I was born like this, yes I've always been different.  That still doesn't make it right for kids to pick on me.  Sure, you think you have a hard trying to get by in school without  getting a really really bad grade, but put yourself in my shoes. My mother try so hard for us to make it on her paycheck.  I can't speak to anyone because everytime I try no one understands what I say.
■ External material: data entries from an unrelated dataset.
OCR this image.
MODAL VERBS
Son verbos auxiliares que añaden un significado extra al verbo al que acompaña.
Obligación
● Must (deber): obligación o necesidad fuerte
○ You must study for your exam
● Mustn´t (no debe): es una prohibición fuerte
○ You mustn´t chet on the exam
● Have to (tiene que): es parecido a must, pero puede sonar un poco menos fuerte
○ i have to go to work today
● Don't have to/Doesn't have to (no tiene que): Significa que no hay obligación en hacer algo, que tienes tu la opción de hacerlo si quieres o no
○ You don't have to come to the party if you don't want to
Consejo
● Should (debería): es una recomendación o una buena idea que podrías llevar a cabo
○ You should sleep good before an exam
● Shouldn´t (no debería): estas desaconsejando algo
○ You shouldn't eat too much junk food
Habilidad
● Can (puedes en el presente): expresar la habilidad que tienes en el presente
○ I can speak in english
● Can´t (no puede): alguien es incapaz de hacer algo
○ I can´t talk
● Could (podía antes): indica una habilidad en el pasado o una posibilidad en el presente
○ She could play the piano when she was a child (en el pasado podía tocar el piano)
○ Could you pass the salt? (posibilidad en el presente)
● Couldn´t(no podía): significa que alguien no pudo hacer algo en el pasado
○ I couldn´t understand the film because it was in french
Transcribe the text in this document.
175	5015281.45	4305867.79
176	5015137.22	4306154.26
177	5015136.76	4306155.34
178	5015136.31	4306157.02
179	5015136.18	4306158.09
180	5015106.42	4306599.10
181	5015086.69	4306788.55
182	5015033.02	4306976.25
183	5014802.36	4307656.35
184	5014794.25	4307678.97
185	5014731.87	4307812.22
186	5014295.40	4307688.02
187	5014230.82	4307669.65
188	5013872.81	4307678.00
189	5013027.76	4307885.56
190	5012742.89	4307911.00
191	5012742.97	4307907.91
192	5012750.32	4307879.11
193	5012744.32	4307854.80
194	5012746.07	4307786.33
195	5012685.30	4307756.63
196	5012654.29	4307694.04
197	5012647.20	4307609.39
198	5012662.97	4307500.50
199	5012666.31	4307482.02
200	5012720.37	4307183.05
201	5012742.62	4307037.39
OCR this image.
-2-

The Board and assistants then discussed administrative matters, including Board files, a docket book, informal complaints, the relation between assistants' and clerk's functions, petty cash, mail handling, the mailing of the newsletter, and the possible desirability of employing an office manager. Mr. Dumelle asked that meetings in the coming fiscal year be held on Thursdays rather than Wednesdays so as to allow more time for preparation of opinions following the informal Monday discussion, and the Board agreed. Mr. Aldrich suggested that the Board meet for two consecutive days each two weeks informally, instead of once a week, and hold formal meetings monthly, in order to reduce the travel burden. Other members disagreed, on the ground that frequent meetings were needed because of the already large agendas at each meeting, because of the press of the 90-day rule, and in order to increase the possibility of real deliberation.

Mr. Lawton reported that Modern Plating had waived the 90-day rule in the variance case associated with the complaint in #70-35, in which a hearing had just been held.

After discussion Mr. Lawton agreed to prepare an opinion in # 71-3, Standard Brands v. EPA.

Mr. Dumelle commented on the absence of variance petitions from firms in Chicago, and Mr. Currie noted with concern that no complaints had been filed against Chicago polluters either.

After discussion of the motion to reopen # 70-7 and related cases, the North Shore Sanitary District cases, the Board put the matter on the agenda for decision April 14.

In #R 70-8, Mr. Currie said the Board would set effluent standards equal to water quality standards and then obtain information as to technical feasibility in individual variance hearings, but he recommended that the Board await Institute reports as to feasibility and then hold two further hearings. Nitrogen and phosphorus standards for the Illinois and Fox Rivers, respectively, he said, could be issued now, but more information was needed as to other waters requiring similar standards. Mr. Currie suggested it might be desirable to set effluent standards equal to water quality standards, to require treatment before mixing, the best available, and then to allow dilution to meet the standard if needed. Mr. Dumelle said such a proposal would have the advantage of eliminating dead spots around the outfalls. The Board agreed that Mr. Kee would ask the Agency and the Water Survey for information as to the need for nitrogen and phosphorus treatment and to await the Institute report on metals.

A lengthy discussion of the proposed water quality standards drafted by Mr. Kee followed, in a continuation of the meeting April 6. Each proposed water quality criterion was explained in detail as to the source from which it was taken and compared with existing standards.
So I got put in a bunch of helping classes and I felt alone. How do you think this makes me feel? School goes by normally every day, but the teachers don't understand me.  I know but they are kind and patient with me, but they don't know why I do the things I do.  My father, well let's just say he tries to help but it's hard for him to be around his son who is not normal. So, even though he is away from me and my mom, I can still feel him home with me.That  is one of the reasons why sometimes when I'm feeling particularly away from the world, I do the one thing I remember my dad teaching me before he left. I pray, I pray for the people with the sad faces in the hallways, I pray for the people who give me weird looks because they feel like they don’t fit in like me. People would benefit from seeing things from a different perspective. Like the girl sulking in the hallway, maybe she is going through something at home. Maybe she doesn’t go home for fear of what would happen. Through my eyes I see things that other people don’t. Through my eyes we are all the same, no matter what we are going through, whether we have a smile on our face or a frown. And when I look up and see my father in heaven, I smile. Knowing that God made me different, so that I can be an example of unconditional love no matter the circumstances.